NEW BEDFORD, Mass. (WPRI) — Massachusetts lawmakers have filed legislation regarding proposed septic system regulations that could cost homeowners tens of thousands of dollars.
The Massachusetts Department of Environmental Management (DEP) last year introduced a proposal that would require residents in several communities to upgrade their septic systems.
The proposal was created in an effort to control the amount of nitrogen pollution entering waterways.
The proposal as it stands right now could require homeowners in parts of Dartmouth, New Bedford, Westport and Fall River to shell out up to $50,000 to upgrade their systems in the next five years, according to some estimates.
One bill, sponsored by Sen. Mark Montigny and Rep. Chris Markey, would require the state to hold off on implementing the changes until they come up with a way to help residents afford them.
“[The changes] need to be done in a way that doesn’t bankrupt the average working family,” Montigny told 12 News. “It isn’t just because this is an expense … protecting the environment is expensive and we have to bear that burden.

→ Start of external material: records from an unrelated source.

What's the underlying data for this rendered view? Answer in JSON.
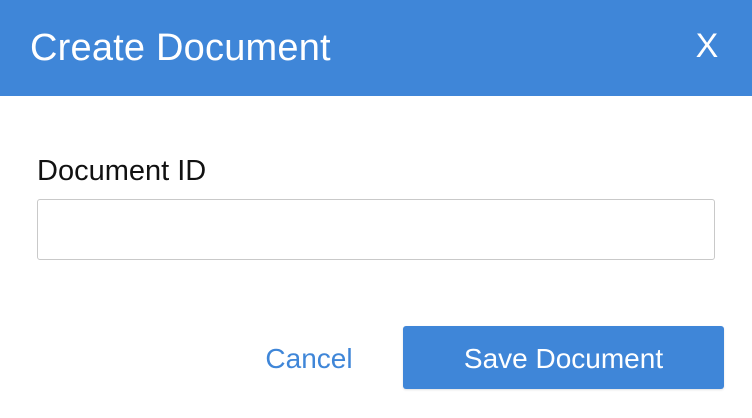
{
  "dialog": {
    "title": "Create Document",
    "close_label": "X"
  },
  "form": {
    "document_id_label": "Document ID",
    "document_id_value": "",
    "document_id_placeholder": ""
  },
  "actions": {
    "cancel_label": "Cancel",
    "save_label": "Save Document"
  },
  "colors": {
    "accent": "#3f86d8",
    "header_text": "#ffffff",
    "label_text": "#111111",
    "input_border": "#c9c9c9"
  },
  "icons": {
    "close": "close-icon"
  }
}
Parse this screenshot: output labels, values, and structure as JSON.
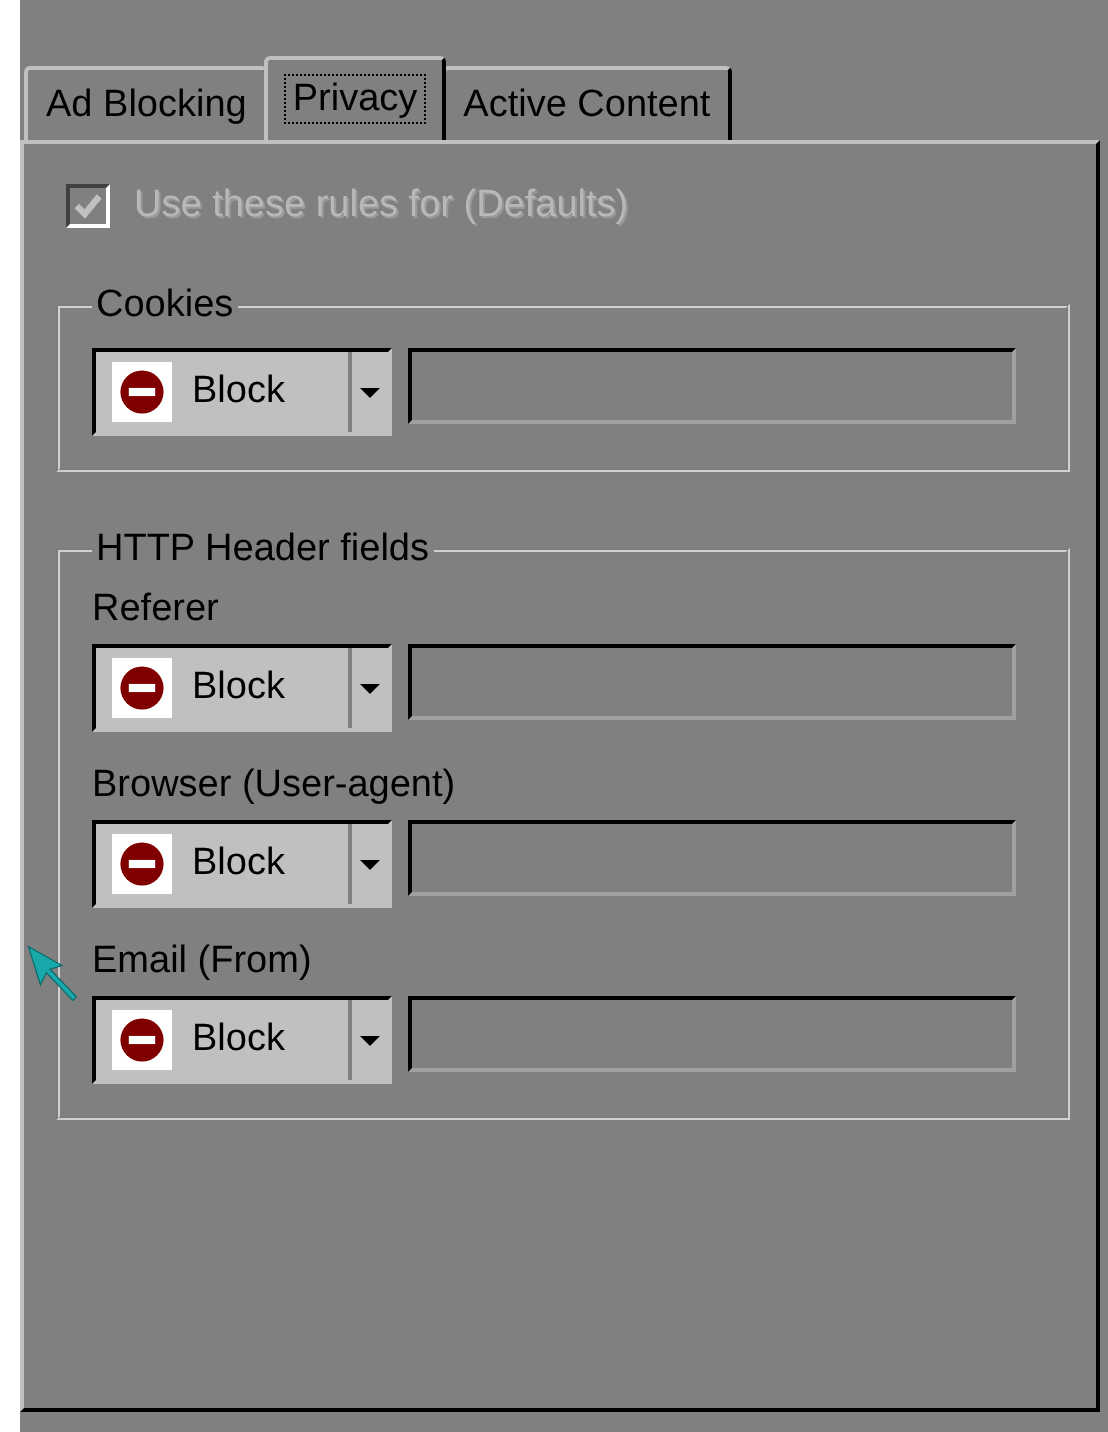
{
  "tabs": [
    {
      "label": "Ad Blocking",
      "selected": false
    },
    {
      "label": "Privacy",
      "selected": true
    },
    {
      "label": "Active Content",
      "selected": false
    }
  ],
  "use_rules": {
    "label": "Use these rules for (Defaults)",
    "checked": true,
    "disabled": true
  },
  "groups": [
    {
      "title": "Cookies",
      "rows": [
        {
          "value": "Block"
        }
      ]
    },
    {
      "title": "HTTP Header fields",
      "rows": [
        {
          "label": "Referer",
          "value": "Block"
        },
        {
          "label": "Browser (User-agent)",
          "value": "Block"
        },
        {
          "label": "Email (From)",
          "value": "Block"
        }
      ]
    }
  ]
}
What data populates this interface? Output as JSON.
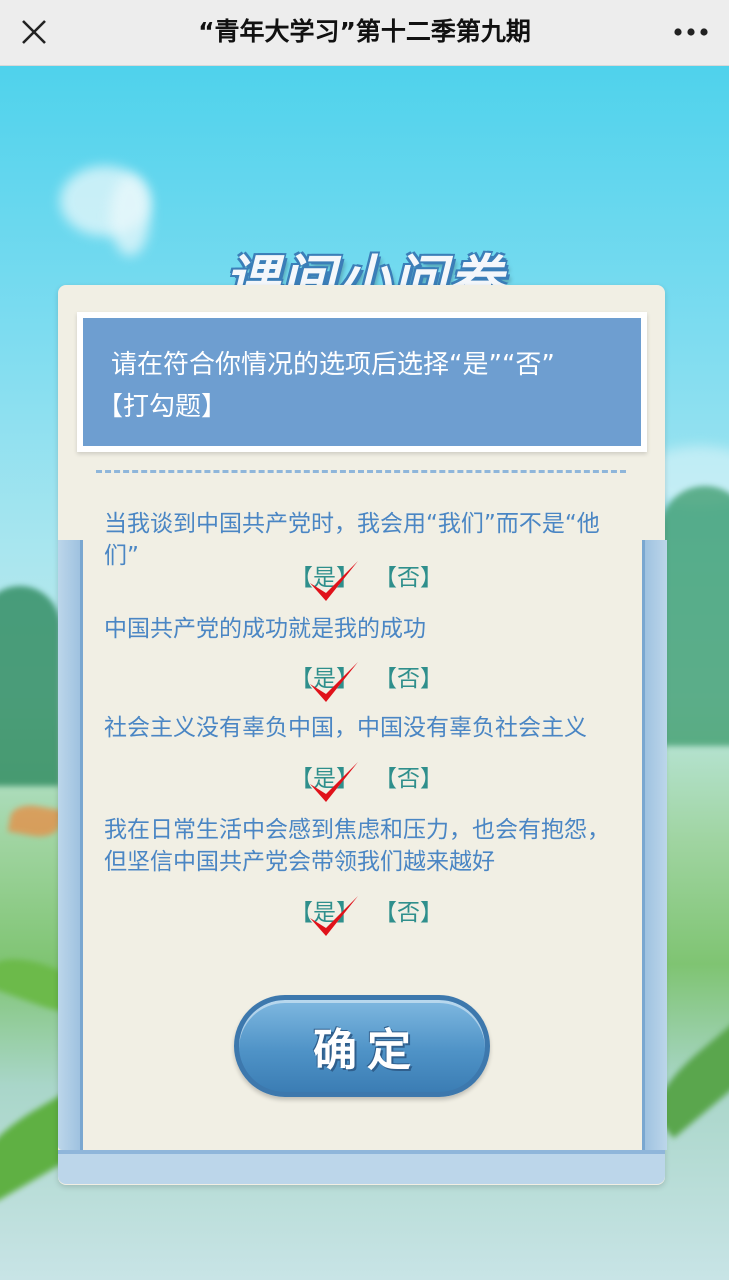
{
  "header": {
    "title": "“青年大学习”第十二季第九期",
    "close_icon": "close-icon",
    "more_icon": "more-dots-icon"
  },
  "survey": {
    "heading": "课间小问卷",
    "instruction_line1": "请在符合你情况的选项后选择“是”“否”",
    "instruction_line2": "【打勾题】",
    "yes_label": "【是】",
    "no_label": "【否】",
    "questions": [
      {
        "text": "当我谈到中国共产党时，我会用“我们”而不是“他们”",
        "selected": "yes"
      },
      {
        "text": "中国共产党的成功就是我的成功",
        "selected": "yes"
      },
      {
        "text": "社会主义没有辜负中国，中国没有辜负社会主义",
        "selected": "yes"
      },
      {
        "text": "我在日常生活中会感到焦虑和压力，也会有抱怨，但坚信中国共产党会带领我们越来越好",
        "selected": "yes"
      }
    ],
    "confirm_label": "确定"
  },
  "colors": {
    "accent": "#4a86c4",
    "instruction_bg": "#6e9ed0",
    "card_bg": "#f1efe4",
    "check": "#e0121a",
    "option_text": "#2f8f8c"
  }
}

It was shocking and thrown at them without proper vetting from the public.”
Dartmouth Board of Health Director Chris Michaud believes the DEP changes are short-sighted and hopes the legislation will be a “wake up call” for the state.
“This is the worst possible time to be experimenting … to take people’s property from them, their septic systems, and say it’s no longer good enough,” Michaud said. “It goes with the old saying, haste makes waste, and it’s time to go back to the drawing board on this.”
The DEP is still accepting written comment regarding the proposed changes through Jan. 30, and are also holding two more remote hearings on the issue on Jan. 24 and 25. More information is available on the DEP’s website.